十分鐘后,再次開庭。
“肅靜!”
審判長孫序重重敲下法槌,洪亮的聲音帶著不容置疑的威嚴,瞬間壓下了法庭內所有的嘈雜。
他緩緩起身,黑色的法袍更顯莊重,目光如炬,掃視全場。
整個法庭,連同屏幕前成千上萬的民眾,都在等待著最終的裁決。
孫序審判長拿起早已備好的判決書,聲音沉穩而清晰,每個字都仿佛帶著千鈞之力:
“本院經審理查明,被告人余斯文,身為國家前政要,本應恪盡職守、忠貞愛國,卻為滿足個人權欲,勾結境外勢力,出賣國家核心利益,其行為已嚴重危害國家安全,觸犯《a國國家安全法》《反間諜法》多項條款,犯罪事實清楚,證據確實、充分。”
“此外,被告人余斯文為掩蓋自身罪行,處心積慮構陷親生女兒余笙,企圖使其承擔叛國罪名,行為卑劣,嚴重踐踏人倫,擾亂司法秩序,社會影響極其惡劣。”

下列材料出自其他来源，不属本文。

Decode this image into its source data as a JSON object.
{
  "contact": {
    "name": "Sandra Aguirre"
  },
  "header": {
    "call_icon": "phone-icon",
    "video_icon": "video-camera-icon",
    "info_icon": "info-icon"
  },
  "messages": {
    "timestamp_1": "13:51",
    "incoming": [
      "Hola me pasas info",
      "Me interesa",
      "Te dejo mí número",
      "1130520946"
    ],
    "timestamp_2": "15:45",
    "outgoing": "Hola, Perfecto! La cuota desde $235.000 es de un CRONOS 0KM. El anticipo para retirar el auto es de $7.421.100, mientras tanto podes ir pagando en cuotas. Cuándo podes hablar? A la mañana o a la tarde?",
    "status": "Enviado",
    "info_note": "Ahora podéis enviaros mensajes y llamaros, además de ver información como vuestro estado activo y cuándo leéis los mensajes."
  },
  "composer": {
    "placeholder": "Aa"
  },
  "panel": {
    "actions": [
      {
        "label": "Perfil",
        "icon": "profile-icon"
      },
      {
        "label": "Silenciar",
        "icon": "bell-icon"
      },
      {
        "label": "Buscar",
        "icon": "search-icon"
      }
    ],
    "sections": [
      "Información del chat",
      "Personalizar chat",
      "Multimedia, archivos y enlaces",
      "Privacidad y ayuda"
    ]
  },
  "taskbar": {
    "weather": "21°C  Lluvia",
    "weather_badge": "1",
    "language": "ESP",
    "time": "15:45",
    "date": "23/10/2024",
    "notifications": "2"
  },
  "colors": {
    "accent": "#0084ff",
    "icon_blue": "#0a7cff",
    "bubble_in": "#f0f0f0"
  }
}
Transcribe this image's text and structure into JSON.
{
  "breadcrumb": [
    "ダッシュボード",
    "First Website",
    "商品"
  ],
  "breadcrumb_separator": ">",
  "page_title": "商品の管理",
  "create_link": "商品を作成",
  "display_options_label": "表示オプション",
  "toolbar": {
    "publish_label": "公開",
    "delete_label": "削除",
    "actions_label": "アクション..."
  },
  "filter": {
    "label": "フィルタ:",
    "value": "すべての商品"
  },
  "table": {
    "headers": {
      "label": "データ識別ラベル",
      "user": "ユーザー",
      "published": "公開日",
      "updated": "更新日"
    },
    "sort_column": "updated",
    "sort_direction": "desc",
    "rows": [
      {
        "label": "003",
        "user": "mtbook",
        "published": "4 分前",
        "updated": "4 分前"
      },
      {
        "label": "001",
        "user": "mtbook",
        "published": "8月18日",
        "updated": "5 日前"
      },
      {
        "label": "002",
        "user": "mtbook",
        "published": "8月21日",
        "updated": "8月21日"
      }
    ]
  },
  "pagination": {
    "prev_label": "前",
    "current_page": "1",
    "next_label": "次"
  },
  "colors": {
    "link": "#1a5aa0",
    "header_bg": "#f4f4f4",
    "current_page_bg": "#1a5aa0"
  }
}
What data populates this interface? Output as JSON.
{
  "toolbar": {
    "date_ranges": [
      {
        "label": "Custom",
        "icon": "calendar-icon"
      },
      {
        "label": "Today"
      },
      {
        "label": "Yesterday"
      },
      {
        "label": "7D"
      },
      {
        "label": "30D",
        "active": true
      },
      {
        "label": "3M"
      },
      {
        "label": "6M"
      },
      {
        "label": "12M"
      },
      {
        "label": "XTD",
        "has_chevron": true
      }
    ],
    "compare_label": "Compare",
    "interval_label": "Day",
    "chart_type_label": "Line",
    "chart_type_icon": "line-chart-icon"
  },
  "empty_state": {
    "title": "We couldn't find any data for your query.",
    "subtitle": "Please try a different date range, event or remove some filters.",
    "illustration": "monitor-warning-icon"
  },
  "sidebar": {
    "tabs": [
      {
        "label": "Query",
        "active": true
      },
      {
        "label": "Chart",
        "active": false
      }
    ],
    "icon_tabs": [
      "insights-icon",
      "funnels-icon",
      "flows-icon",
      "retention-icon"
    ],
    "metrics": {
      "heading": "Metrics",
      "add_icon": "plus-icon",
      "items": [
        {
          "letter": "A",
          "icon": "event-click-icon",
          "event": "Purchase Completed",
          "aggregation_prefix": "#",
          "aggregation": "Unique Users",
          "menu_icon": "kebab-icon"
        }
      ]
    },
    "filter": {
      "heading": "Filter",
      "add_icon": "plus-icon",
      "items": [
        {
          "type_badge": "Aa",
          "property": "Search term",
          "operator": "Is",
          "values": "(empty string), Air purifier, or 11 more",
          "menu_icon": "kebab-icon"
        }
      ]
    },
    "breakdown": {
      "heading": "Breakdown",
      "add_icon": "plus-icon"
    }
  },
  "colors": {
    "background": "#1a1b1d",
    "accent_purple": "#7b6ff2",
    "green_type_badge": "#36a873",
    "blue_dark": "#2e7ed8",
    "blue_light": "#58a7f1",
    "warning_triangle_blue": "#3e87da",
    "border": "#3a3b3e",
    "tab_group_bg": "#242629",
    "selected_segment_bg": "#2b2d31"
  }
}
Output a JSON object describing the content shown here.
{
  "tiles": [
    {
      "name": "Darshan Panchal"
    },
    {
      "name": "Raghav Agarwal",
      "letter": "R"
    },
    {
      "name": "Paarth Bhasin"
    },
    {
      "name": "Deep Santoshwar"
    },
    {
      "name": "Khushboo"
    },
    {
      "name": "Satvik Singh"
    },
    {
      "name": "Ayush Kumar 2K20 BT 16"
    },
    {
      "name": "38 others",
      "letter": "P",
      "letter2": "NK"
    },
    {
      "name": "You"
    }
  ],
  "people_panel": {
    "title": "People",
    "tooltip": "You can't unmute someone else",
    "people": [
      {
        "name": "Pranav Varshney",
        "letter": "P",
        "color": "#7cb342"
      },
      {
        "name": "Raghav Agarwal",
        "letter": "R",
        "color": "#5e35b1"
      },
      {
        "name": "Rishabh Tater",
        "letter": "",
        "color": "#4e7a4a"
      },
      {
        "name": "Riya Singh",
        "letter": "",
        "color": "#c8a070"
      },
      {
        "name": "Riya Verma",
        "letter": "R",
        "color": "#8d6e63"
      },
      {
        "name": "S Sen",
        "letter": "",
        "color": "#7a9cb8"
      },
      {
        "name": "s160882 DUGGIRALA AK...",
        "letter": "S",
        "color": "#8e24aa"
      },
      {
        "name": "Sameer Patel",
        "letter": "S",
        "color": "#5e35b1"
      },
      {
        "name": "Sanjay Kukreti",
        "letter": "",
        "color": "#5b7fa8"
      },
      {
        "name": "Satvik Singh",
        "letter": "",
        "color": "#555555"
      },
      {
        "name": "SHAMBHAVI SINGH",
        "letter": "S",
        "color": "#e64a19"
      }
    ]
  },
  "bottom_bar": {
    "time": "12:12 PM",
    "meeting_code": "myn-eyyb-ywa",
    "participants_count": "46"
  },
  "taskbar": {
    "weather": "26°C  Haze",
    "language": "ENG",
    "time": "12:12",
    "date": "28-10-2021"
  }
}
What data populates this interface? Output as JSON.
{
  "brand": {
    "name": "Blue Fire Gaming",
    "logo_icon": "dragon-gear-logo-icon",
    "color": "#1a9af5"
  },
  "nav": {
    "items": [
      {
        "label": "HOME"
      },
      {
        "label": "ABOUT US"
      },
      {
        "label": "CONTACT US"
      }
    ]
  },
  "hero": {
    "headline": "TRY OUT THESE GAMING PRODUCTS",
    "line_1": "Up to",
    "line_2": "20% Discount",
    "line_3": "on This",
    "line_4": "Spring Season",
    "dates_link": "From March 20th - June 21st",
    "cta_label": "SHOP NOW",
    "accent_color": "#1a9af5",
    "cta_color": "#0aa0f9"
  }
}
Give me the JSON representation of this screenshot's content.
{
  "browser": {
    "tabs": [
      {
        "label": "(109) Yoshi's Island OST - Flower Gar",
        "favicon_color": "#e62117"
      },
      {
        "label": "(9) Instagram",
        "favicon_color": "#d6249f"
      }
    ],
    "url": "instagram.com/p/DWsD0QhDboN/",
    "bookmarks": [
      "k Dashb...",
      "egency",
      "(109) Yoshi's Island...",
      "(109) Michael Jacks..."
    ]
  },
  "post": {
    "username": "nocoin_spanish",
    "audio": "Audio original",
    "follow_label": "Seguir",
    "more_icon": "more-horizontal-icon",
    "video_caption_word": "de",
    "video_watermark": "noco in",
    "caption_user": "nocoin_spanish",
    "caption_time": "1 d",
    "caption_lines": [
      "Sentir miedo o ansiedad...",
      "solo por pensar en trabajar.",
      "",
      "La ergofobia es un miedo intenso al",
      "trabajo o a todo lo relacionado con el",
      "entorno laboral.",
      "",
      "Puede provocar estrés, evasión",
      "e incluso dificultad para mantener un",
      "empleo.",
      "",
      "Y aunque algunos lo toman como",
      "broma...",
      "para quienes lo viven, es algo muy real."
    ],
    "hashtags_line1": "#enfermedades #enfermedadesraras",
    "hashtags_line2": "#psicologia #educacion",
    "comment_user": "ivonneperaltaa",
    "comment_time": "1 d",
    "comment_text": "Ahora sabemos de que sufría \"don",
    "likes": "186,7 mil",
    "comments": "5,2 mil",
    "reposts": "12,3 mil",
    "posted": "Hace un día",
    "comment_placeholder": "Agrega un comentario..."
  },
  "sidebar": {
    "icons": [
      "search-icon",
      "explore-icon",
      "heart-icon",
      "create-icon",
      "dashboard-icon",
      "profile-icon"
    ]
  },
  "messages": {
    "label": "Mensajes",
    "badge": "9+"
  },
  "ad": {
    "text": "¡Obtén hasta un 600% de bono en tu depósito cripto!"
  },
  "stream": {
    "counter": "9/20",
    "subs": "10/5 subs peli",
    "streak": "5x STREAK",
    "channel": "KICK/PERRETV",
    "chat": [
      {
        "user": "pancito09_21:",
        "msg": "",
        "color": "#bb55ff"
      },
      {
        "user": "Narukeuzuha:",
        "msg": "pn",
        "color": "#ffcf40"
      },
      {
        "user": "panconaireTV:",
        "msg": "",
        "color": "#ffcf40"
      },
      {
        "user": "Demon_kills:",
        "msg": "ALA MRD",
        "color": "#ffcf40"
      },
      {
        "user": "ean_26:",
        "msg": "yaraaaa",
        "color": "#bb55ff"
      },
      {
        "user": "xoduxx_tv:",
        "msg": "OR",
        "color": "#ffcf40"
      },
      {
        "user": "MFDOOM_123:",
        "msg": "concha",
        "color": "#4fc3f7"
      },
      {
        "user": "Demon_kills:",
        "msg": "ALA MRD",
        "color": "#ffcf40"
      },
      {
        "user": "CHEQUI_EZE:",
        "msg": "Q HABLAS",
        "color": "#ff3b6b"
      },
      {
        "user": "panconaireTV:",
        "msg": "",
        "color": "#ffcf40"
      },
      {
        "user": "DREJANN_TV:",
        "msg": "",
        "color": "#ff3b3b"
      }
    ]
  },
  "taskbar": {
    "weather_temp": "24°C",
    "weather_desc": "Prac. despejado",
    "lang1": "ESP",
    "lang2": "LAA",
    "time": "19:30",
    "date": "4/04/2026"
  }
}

“依據a國憲法及相關法律,本庭現莊嚴宣判:被告人余斯文,犯叛國罪,罪名成立!”
話音一落,現場一片低呼與騷動,余斯文臉色慘白,緩緩閉上了眼。
宣判仍在繼續。
“犯誣告陷害罪,罪名成立!”
“犯非法持有國家絕密文件罪,罪名成立!”
“數罪并罰,判處剝奪政治權利終身,并處沒收個人全部財產!關于叛國罪部分,本庭將依法呈報最高司法委員會進行最終核驗,以裁定是否適用極刑!”
“本判決為口頭宣判,書面判決書將于十日內送達。如不服本判決,可在接到書面判決書之日起十五日內,向a國最高法院提出上訴。”
法槌再次敲響,聲音清脆而決絕。
“閉庭!”
槌音未散,兩名身著制服的法警已一左一右來到余斯文身旁。其中一人熟練地取出明晃晃的手銬,“咔嚓”一聲,銬上了他的手腕。
那聲響不大,卻在寂靜的法庭里異常清晰。余斯文被從被告席上架起的那一刻,意義已然不同——他不再是個風度翩翩的政客,而是蓋棺定論的罪人。
“等等。”
余笙走下原告席,小跑著攔在余斯文面前,神情懇切地看向兩位法警:“能不能讓我和他好好告個別?”
法警對視一眼。
“兩分鐘。”說罷轉身退開,為兩人留出談話的空間。
余斯文抬起頭,看向余笙的目光交織著怨恨與不甘,但更多的,是一絲連他自已都未曾察覺的狼狽。
“你想跟我說什么?”
余笙沒有看他,緩緩走近,低頭輕聲道:“我只是想親口告訴你,蘇妙提交證據時曾問過我的意見,是希望將您一擊斃命,還是看您徒勞掙扎——我選擇了后者。”
余斯文眼瞼顫動,原本渾濁失神的眼睛驟然收縮。恰在此時,余笙抬眸,他瞳孔里清晰映出她臉上意味深長的笑容。
“父親,保重。”
*
警署廳審訊室內,時間仿佛凝滯在慘白的燈光下。
姜花衫安靜地坐在金屬桌前,指尖無意識地在冰涼的桌面上輕輕敲擊,節奏平穩。